Review: In Persuasion Nation, by George Saunders

Anyone who has read The New Yorker even occasionally over the last two decades will be familiar with the works of George Saunders. His short fiction has become a mainstay in the pages of that venerable magazine and he counts himself along with Alice Munro and Mavis Gallant as one of its most constant and consistently good contributors. In Persuasion Nation, published in 2006, collects many of Saunders recent stories first published in The New Yorker and other leading magazines.
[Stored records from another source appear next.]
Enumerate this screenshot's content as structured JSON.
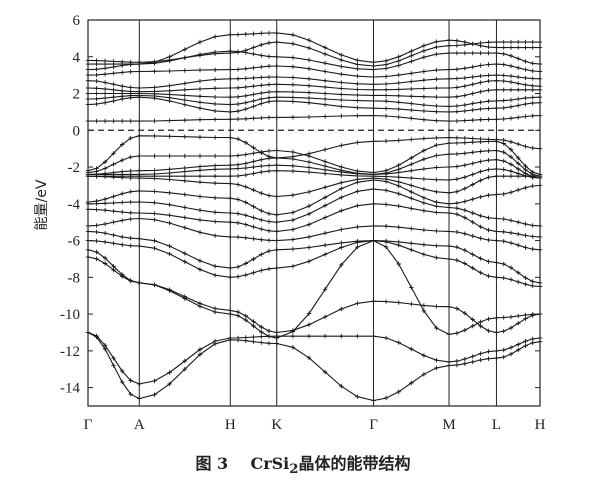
{
  "caption": {
    "figure_label": "图 3",
    "formula": "CrSi",
    "formula_subscript": "2",
    "description": "晶体的能带结构"
  },
  "chart_data": {
    "type": "line",
    "ylabel": "能量/eV",
    "ylim": [
      -15,
      6
    ],
    "yticks": [
      6,
      4,
      2,
      0,
      -2,
      -4,
      -6,
      -8,
      -10,
      -12,
      -14
    ],
    "k_path_labels": [
      "Γ",
      "A",
      "H",
      "K",
      "Γ",
      "M",
      "L",
      "H"
    ],
    "k_positions": [
      0,
      0.53,
      1.47,
      1.95,
      2.95,
      3.73,
      4.22,
      4.67
    ],
    "fermi_level": 0,
    "grid": false,
    "marker": "plus",
    "series": [
      {
        "values": [
          -11.0,
          -13.8,
          -11.3,
          -11.2,
          -11.2,
          -12.6,
          -12.0,
          -11.3
        ]
      },
      {
        "values": [
          -11.0,
          -14.6,
          -11.4,
          -11.6,
          -14.7,
          -12.8,
          -12.4,
          -11.5
        ]
      },
      {
        "values": [
          -6.9,
          -8.3,
          -10.0,
          -11.3,
          -6.0,
          -11.1,
          -10.2,
          -10.0
        ]
      },
      {
        "values": [
          -6.5,
          -8.3,
          -9.8,
          -11.0,
          -9.3,
          -9.6,
          -11.0,
          -10.0
        ]
      },
      {
        "values": [
          -6.0,
          -6.3,
          -8.0,
          -7.5,
          -6.0,
          -7.0,
          -8.0,
          -8.5
        ]
      },
      {
        "values": [
          -5.5,
          -5.9,
          -7.5,
          -6.5,
          -6.0,
          -6.3,
          -7.2,
          -8.3
        ]
      },
      {
        "values": [
          -5.2,
          -4.8,
          -5.8,
          -6.0,
          -5.2,
          -5.5,
          -6.0,
          -6.5
        ]
      },
      {
        "values": [
          -4.3,
          -4.5,
          -5.0,
          -5.5,
          -4.0,
          -4.5,
          -5.5,
          -5.8
        ]
      },
      {
        "values": [
          -4.0,
          -3.9,
          -4.5,
          -5.0,
          -3.2,
          -4.2,
          -4.8,
          -5.2
        ]
      },
      {
        "values": [
          -3.9,
          -3.3,
          -3.7,
          -4.6,
          -2.7,
          -4.0,
          -3.5,
          -3.0
        ]
      },
      {
        "values": [
          -2.5,
          -2.6,
          -2.9,
          -3.6,
          -2.6,
          -3.4,
          -2.5,
          -2.5
        ]
      },
      {
        "values": [
          -2.5,
          -2.5,
          -2.5,
          -2.2,
          -2.5,
          -2.7,
          -2.1,
          -2.6
        ]
      },
      {
        "values": [
          -2.4,
          -2.4,
          -2.1,
          -1.9,
          -2.4,
          -2.0,
          -1.6,
          -2.6
        ]
      },
      {
        "values": [
          -2.4,
          -2.2,
          -1.9,
          -1.5,
          -2.4,
          -1.3,
          -1.1,
          -2.5
        ]
      },
      {
        "values": [
          -2.3,
          -1.4,
          -1.4,
          -1.1,
          -2.3,
          -0.7,
          -0.6,
          -2.4
        ]
      },
      {
        "values": [
          -2.2,
          -0.3,
          -0.4,
          -1.5,
          -0.6,
          -0.4,
          -0.5,
          -1.0
        ]
      },
      {
        "values": [
          0.5,
          0.5,
          0.6,
          0.7,
          0.8,
          0.5,
          0.6,
          0.8
        ]
      },
      {
        "values": [
          1.4,
          1.8,
          1.0,
          1.6,
          1.2,
          1.0,
          1.2,
          1.5
        ]
      },
      {
        "values": [
          1.7,
          1.9,
          1.4,
          1.8,
          1.6,
          1.3,
          1.6,
          1.8
        ]
      },
      {
        "values": [
          2.0,
          2.0,
          1.8,
          2.1,
          1.9,
          1.8,
          2.2,
          2.2
        ]
      },
      {
        "values": [
          2.3,
          2.1,
          2.3,
          2.5,
          2.2,
          2.3,
          2.7,
          2.4
        ]
      },
      {
        "values": [
          2.7,
          2.3,
          2.8,
          2.9,
          2.5,
          2.8,
          3.0,
          2.8
        ]
      },
      {
        "values": [
          3.0,
          3.2,
          3.3,
          3.5,
          2.9,
          3.3,
          3.6,
          3.2
        ]
      },
      {
        "values": [
          3.3,
          3.6,
          4.3,
          4.0,
          3.3,
          4.2,
          4.2,
          3.6
        ]
      },
      {
        "values": [
          3.6,
          3.6,
          5.2,
          5.3,
          3.7,
          4.9,
          4.5,
          4.5
        ]
      },
      {
        "values": [
          3.8,
          3.7,
          4.2,
          4.8,
          3.5,
          4.6,
          4.8,
          4.8
        ]
      }
    ]
  }
}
The subject matter of these tales is consumer society, the oppression of advertising, allegories of war, and our willful complicity in the face of technology out of control. These preoccupations are clearly Ballardian in scope, but they come with something that most of Ballard’s work does not – a tongue planted firmly in cheek. Indeed, it is Saunders’ humour that saves many of these stories from the dourness of straight-up dystopia. In tales like “I CAN SPEAK™” - about an artificial face that parents can put over their babies’ faces to make it appear as if they’re talking – or “Adams” – a hilarious suburban allegory for George W. Bush’s invasion of Iraq – the satire is ratcheted up so tightly that we cannot help but laugh out loud.
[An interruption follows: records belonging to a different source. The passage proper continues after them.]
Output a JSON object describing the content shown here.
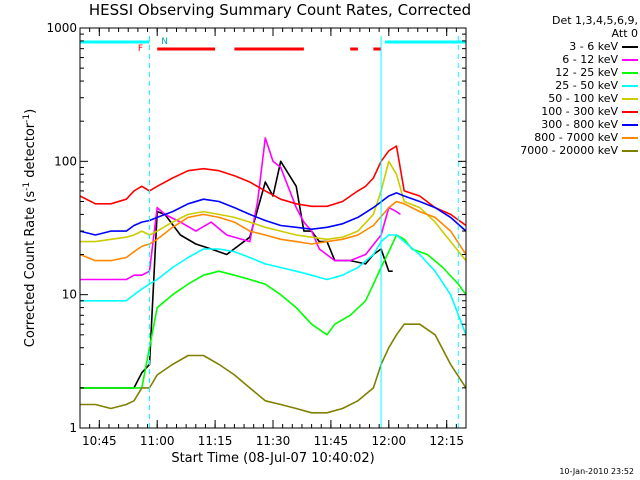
{
  "chart_data": {
    "type": "line",
    "title": "HESSI Observing Summary Count Rates, Corrected",
    "xlabel": "Start Time (08-Jul-07 10:40:02)",
    "ylabel": "Corrected Count Rate (s^-1 detector^-1)",
    "ylabel_parts": [
      "Corrected Count Rate (s",
      "-1",
      " detector",
      "-1",
      ")"
    ],
    "xlim_minutes": [
      0,
      100
    ],
    "x_tick_labels": [
      "10:45",
      "11:00",
      "11:15",
      "11:30",
      "11:45",
      "12:00",
      "12:15"
    ],
    "x_tick_minutes": [
      5,
      20,
      35,
      50,
      65,
      80,
      95
    ],
    "ylim": [
      1,
      1000
    ],
    "y_scale": "log",
    "y_tick_labels": [
      "1",
      "10",
      "100",
      "1000"
    ],
    "legend_header": [
      "Det 1,3,4,5,6,9,",
      "Att 0"
    ],
    "legend_position": "right-outside",
    "series": [
      {
        "name": "3 - 6 keV",
        "color": "#000000",
        "x": [
          0,
          8,
          12,
          14,
          16,
          18,
          20,
          22,
          26,
          30,
          34,
          38,
          44,
          48,
          50,
          52,
          56,
          58,
          60,
          62,
          64,
          66,
          70,
          74,
          76,
          78,
          80,
          81
        ],
        "y": [
          2,
          2,
          2,
          2,
          2.6,
          3,
          42,
          40,
          28,
          24,
          22,
          20,
          27,
          70,
          55,
          100,
          65,
          30,
          30,
          25,
          25,
          18,
          18,
          17,
          20,
          22,
          15,
          15
        ]
      },
      {
        "name": "6 - 12 keV",
        "color": "#ff00ff",
        "x": [
          0,
          8,
          12,
          14,
          16,
          18,
          20,
          22,
          26,
          30,
          34,
          38,
          44,
          46,
          48,
          50,
          52,
          56,
          58,
          60,
          62,
          66,
          70,
          74,
          78,
          80,
          82,
          83
        ],
        "y": [
          13,
          13,
          13,
          14,
          14,
          15,
          45,
          40,
          35,
          30,
          35,
          28,
          25,
          50,
          150,
          100,
          90,
          45,
          35,
          30,
          22,
          18,
          18,
          20,
          28,
          45,
          42,
          40
        ]
      },
      {
        "name": "12 - 25 keV",
        "color": "#00ff00",
        "x": [
          0,
          10,
          16,
          18,
          20,
          24,
          28,
          32,
          36,
          40,
          44,
          48,
          52,
          56,
          60,
          64,
          66,
          70,
          74,
          76,
          78,
          80,
          82,
          84,
          86,
          90,
          94,
          98,
          100
        ],
        "y": [
          2,
          2,
          2,
          4,
          8,
          10,
          12,
          14,
          15,
          14,
          13,
          12,
          10,
          8,
          6,
          5,
          6,
          7,
          9,
          12,
          16,
          21,
          28,
          26,
          22,
          20,
          16,
          12,
          10
        ]
      },
      {
        "name": "25 - 50 keV",
        "color": "#00ffff",
        "x": [
          0,
          4,
          8,
          12,
          14,
          16,
          18,
          20,
          24,
          28,
          32,
          36,
          40,
          44,
          48,
          52,
          56,
          60,
          64,
          68,
          72,
          76,
          78,
          80,
          82,
          84,
          88,
          92,
          96,
          100
        ],
        "y": [
          9,
          9,
          9,
          9,
          10,
          11,
          12,
          13,
          16,
          19,
          22,
          22,
          21,
          19,
          17,
          16,
          15,
          14,
          13,
          14,
          16,
          20,
          25,
          28,
          28,
          25,
          20,
          15,
          10,
          5
        ]
      },
      {
        "name": "50 - 100 keV",
        "color": "#cccc00",
        "x": [
          0,
          4,
          8,
          12,
          14,
          16,
          18,
          20,
          24,
          28,
          32,
          36,
          40,
          44,
          48,
          52,
          56,
          60,
          64,
          68,
          72,
          76,
          78,
          80,
          82,
          84,
          88,
          92,
          96,
          100
        ],
        "y": [
          25,
          25,
          26,
          27,
          28,
          30,
          28,
          30,
          35,
          40,
          42,
          40,
          38,
          35,
          32,
          30,
          28,
          27,
          26,
          27,
          30,
          40,
          60,
          100,
          80,
          50,
          45,
          35,
          25,
          18
        ]
      },
      {
        "name": "100 - 300 keV",
        "color": "#ff0000",
        "x": [
          0,
          4,
          8,
          12,
          14,
          16,
          18,
          20,
          24,
          28,
          32,
          36,
          40,
          44,
          48,
          52,
          56,
          60,
          64,
          68,
          72,
          74,
          76,
          78,
          80,
          82,
          84,
          88,
          92,
          96,
          100
        ],
        "y": [
          55,
          48,
          48,
          52,
          60,
          65,
          60,
          65,
          75,
          85,
          88,
          85,
          78,
          70,
          60,
          52,
          48,
          46,
          46,
          50,
          60,
          65,
          75,
          100,
          120,
          130,
          60,
          55,
          45,
          40,
          33
        ]
      },
      {
        "name": "300 - 800 keV",
        "color": "#0000ff",
        "x": [
          0,
          4,
          8,
          12,
          14,
          16,
          18,
          20,
          24,
          28,
          32,
          36,
          40,
          44,
          48,
          52,
          56,
          60,
          64,
          68,
          72,
          76,
          80,
          82,
          84,
          88,
          92,
          96,
          100
        ],
        "y": [
          30,
          28,
          30,
          30,
          33,
          35,
          36,
          38,
          42,
          48,
          52,
          50,
          45,
          40,
          36,
          33,
          32,
          31,
          32,
          34,
          38,
          45,
          55,
          58,
          55,
          50,
          45,
          38,
          30
        ]
      },
      {
        "name": "800 - 7000 keV",
        "color": "#ff8800",
        "x": [
          0,
          4,
          8,
          12,
          14,
          16,
          18,
          20,
          24,
          28,
          32,
          36,
          40,
          44,
          48,
          52,
          56,
          60,
          64,
          68,
          72,
          76,
          80,
          82,
          84,
          88,
          92,
          96,
          100
        ],
        "y": [
          20,
          18,
          18,
          19,
          21,
          23,
          24,
          26,
          32,
          38,
          40,
          38,
          35,
          30,
          28,
          26,
          25,
          24,
          25,
          26,
          28,
          33,
          45,
          50,
          48,
          42,
          38,
          30,
          20
        ]
      },
      {
        "name": "7000 - 20000 keV",
        "color": "#808000",
        "x": [
          0,
          4,
          8,
          12,
          14,
          16,
          18,
          20,
          24,
          28,
          32,
          36,
          40,
          44,
          48,
          52,
          56,
          60,
          64,
          68,
          72,
          76,
          78,
          80,
          82,
          84,
          88,
          92,
          96,
          100
        ],
        "y": [
          1.5,
          1.5,
          1.4,
          1.5,
          1.6,
          2,
          2,
          2.5,
          3,
          3.5,
          3.5,
          3,
          2.5,
          2,
          1.6,
          1.5,
          1.4,
          1.3,
          1.3,
          1.4,
          1.6,
          2,
          3,
          4,
          5,
          6,
          6,
          5,
          3,
          2
        ]
      }
    ],
    "state_bars": [
      {
        "label": "",
        "color": "#00ffff",
        "segments": [
          [
            0,
            18
          ],
          [
            79,
            100
          ]
        ]
      },
      {
        "label": "F",
        "color": "#ff0000",
        "segments": [
          [
            20,
            35
          ],
          [
            40,
            58
          ],
          [
            70,
            72
          ],
          [
            76,
            78
          ]
        ]
      }
    ],
    "state_bar_marks": [
      "F",
      "N"
    ],
    "vertical_markers_minutes": [
      18,
      78,
      98
    ],
    "vertical_marker_color": "#00ffff"
  },
  "footer": {
    "timestamp": "10-Jan-2010 23:52"
  }
}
Critics have said that Saunders is able to paint a picture of the modern world without losing a sense of its humanity, but I sometimes felt that in this collection didn’t quite live up to that. The cynicism about the current state of America is here, and so is the humour, but I felt that some of these stories were a bit colder, more aloof than they needed to be. In tales like “Jon” and “Christmas,” I sensed there was a gap between myself and the characters (as well drawn as they were) that I could not close.

Still, there’s no denying Saunders’ enormous talent. These are sharp stories about alternative realities and bleak futures that will be give you much to mull over. If for no other reason, you should pick up this book for its final story, “CommComm”, which is a tour de force in quirky (and disturbing) science fiction.